Dan so desperately wanted this
nightmare over. Another call had come from Salinas last night, telling him
about a tape that Poppy Mulliner had, a tape that would topple the entire house
of cards. And then he was demanding phone numbers and call frequencies, and when
Dan asked why, he was told not to worry about it, just do as he was told.

“Just do as you’re
told…” Carlos Salinas speaking that way to him! Giving Dan Keane
orders. Just two days ago that would have been unthinkable!

“We found Poppy
Mulliner,” Decker said.

“Alive?” Dan’s
heart and lungs suspended operations while he waited for an answer.

Please say dead.

“Very much alive.”

He almost sobbed as his heart and
lungs kicked back into action in triple time. Oh God oh shit oh Christ!

“Is she talking?”

“I said we found her—we
don’t have her.”

“I don’t
understand.”

“She’s in a motel in a
town called Tuckerton—the Adamston Motel. She’s got the little girl
with her. We could pick her up now, but since they both seem pretty safe and
healthy, we decided to wait and see what she does. We’ve got her phone
tapped. Maybe we’ll get lucky and she’ll call one of her
accomplices. We’ll give her the day. If nothing shakes out by
tonight—or it looks like she’s moving out—we’ll pick her
up.”

Dan’s mind screamed:
It’s over! They’ve got the woman, they’ll get the tape. What
do I do now?

“Dan?” Dan cleared his
throat and managed to keep his voice calm.

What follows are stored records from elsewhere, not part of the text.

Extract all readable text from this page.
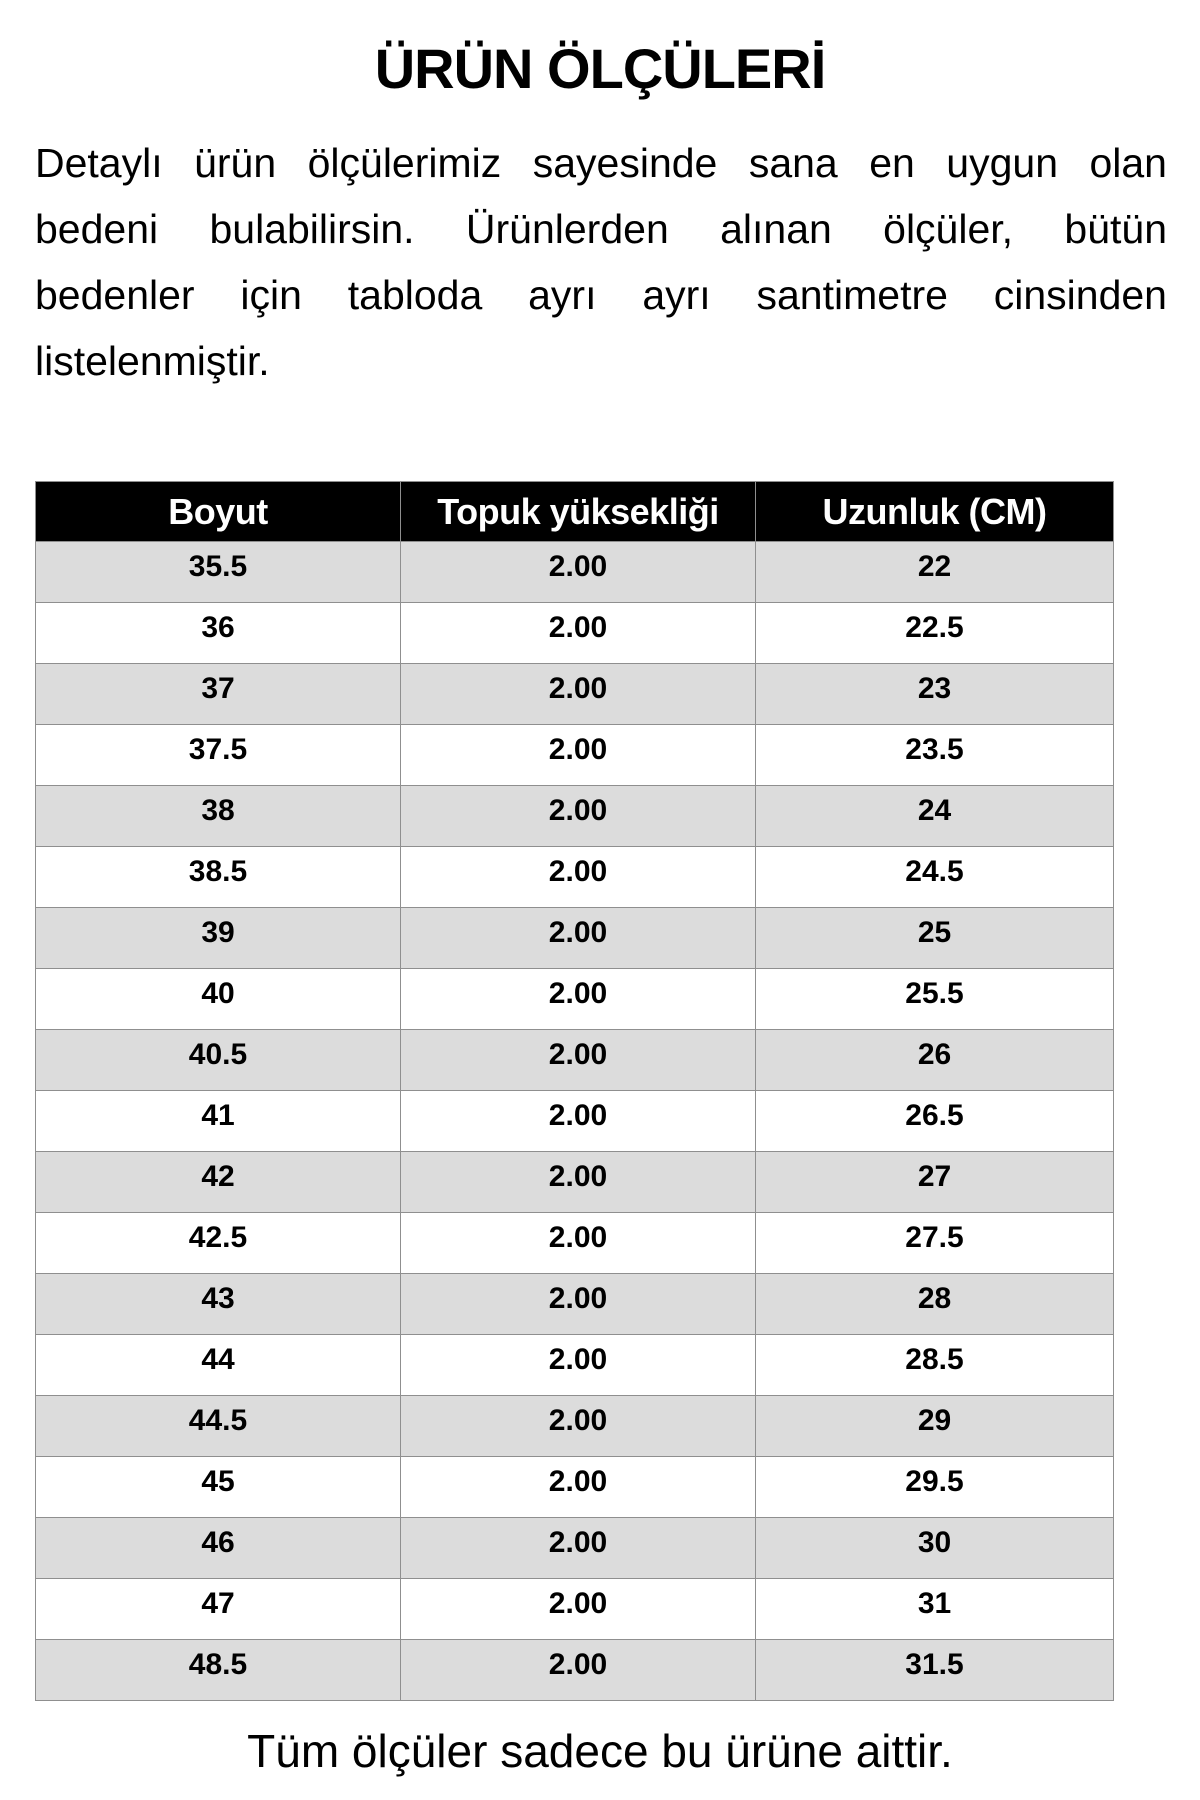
ÜRÜN ÖLÇÜLERİ
Detaylı ürün ölçülerimiz sayesinde sana en uygun olan
bedeni bulabilirsin. Ürünlerden alınan ölçüler, bütün
bedenler için tabloda ayrı ayrı santimetre cinsinden
listelenmiştir.
Boyut	Topuk yüksekliği	Uzunluk (CM)
35.5	2.00	22
36	2.00	22.5
37	2.00	23
37.5	2.00	23.5
38	2.00	24
38.5	2.00	24.5
39	2.00	25
40	2.00	25.5
40.5	2.00	26
41	2.00	26.5
42	2.00	27
42.5	2.00	27.5
43	2.00	28
44	2.00	28.5
44.5	2.00	29
45	2.00	29.5
46	2.00	30
47	2.00	31
48.5	2.00	31.5
Tüm ölçüler sadece bu ürüne aittir.
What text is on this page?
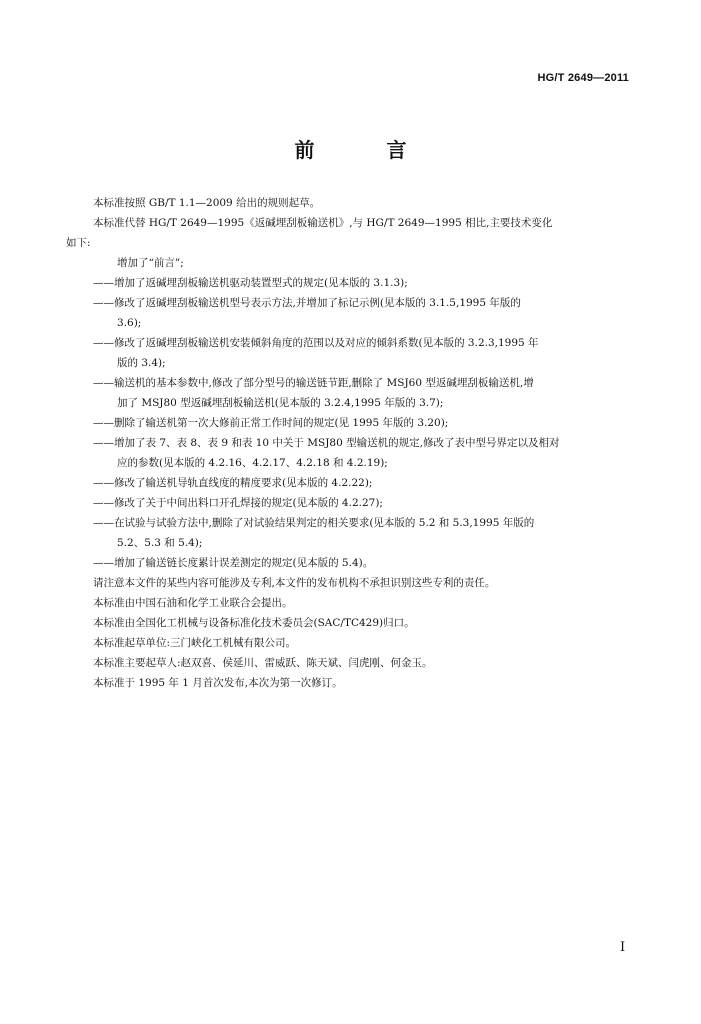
HG/T 2649—2011
前　言
本标准按照 GB/T 1.1—2009 给出的规则起草。
本标准代替 HG/T 2649—1995《返碱埋刮板输送机》,与 HG/T 2649—1995 相比,主要技术变化
如下:
增加了“前言”;
——增加了返碱埋刮板输送机驱动装置型式的规定(见本版的 3.1.3);
——修改了返碱埋刮板输送机型号表示方法,并增加了标记示例(见本版的 3.1.5,1995 年版的
3.6);
——修改了返碱埋刮板输送机安装倾斜角度的范围以及对应的倾斜系数(见本版的 3.2.3,1995 年
版的 3.4);
——输送机的基本参数中,修改了部分型号的输送链节距,删除了 MSJ60 型返碱埋刮板输送机,增
加了 MSJ80 型返碱埋刮板输送机(见本版的 3.2.4,1995 年版的 3.7);
——删除了输送机第一次大修前正常工作时间的规定(见 1995 年版的 3.20);
——增加了表 7、表 8、表 9 和表 10 中关于 MSJ80 型输送机的规定,修改了表中型号界定以及相对
应的参数(见本版的 4.2.16、4.2.17、4.2.18 和 4.2.19);
——修改了输送机导轨直线度的精度要求(见本版的 4.2.22);
——修改了关于中间出料口开孔焊接的规定(见本版的 4.2.27);
——在试验与试验方法中,删除了对试验结果判定的相关要求(见本版的 5.2 和 5.3,1995 年版的
5.2、5.3 和 5.4);
——增加了输送链长度累计误差测定的规定(见本版的 5.4)。
请注意本文件的某些内容可能涉及专利,本文件的发布机构不承担识别这些专利的责任。
本标准由中国石油和化学工业联合会提出。
本标准由全国化工机械与设备标准化技术委员会(SAC/TC429)归口。
本标准起草单位:三门峡化工机械有限公司。
本标准主要起草人:赵双喜、侯延川、雷威跃、陈天斌、闫虎刚、何金玉。
本标准于 1995 年 1 月首次发布,本次为第一次修订。
I
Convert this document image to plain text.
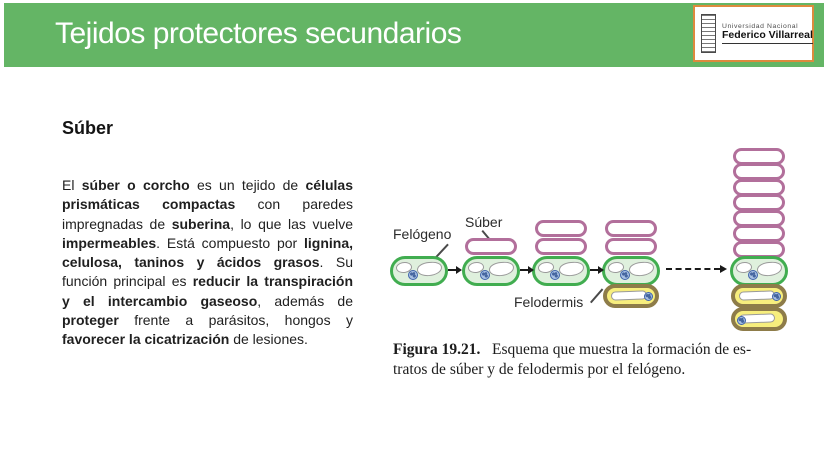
Tejidos protectores secundarios	Universidad Nacional
Federico Villarreal
Súber

El súber o corcho es un tejido de células prismáticas compactas con paredes impregnadas de suberina, lo que las vuelve impermeables. Está compuesto por lignina, celulosa, taninos y ácidos grasos. Su función principal es reducir la transpiración y el intercambio gaseoso, además de proteger frente a parásitos, hongos y favorecer la cicatrización de lesiones.

Felógeno
Súber
Felodermis

Figura 19.21.   Esquema que muestra la formación de es-
tratos de súber y de felodermis por el felógeno.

“Great work. Has she called
anyone yet?”

“Nope. But it’s still
early.”

“That it is. Keep me
informed, will you?”

“Want to come up here and be
on the scene?”

“I’d love to.
Bob.” That was the last place he wanted to be right now. “But you
guys are doing such a great job, I’d feel redundant. I’ll hold the
fort here. By the way, any word on how the patient’s doing?” Dan
had tried every avenue he knew to ferret out details on Winston’s
condition, but it was as if a wall had been erected around the presidential
suite at Bethesda, and only one message filtered through: “The
President’s fine. Nothing but routine tests that should be finished
soon.” Which told him nothing. Winston could be sick as a dog right now
and the message would be the same.

“All I hear is that
he’s doing fine. How about you?”

“Same thing. I hope
that’s true.”

“We’re all praying for
him,” Decker said.

Not all of us, Dan thought as he
hung up. He dropped his head into his trembling hands and squeezed his eyes
shut.

Only a matter of six or eight
hours—maybe less—before Decker got that tape. He wanted to run, but
where? He had no place to go. He had to stick this out.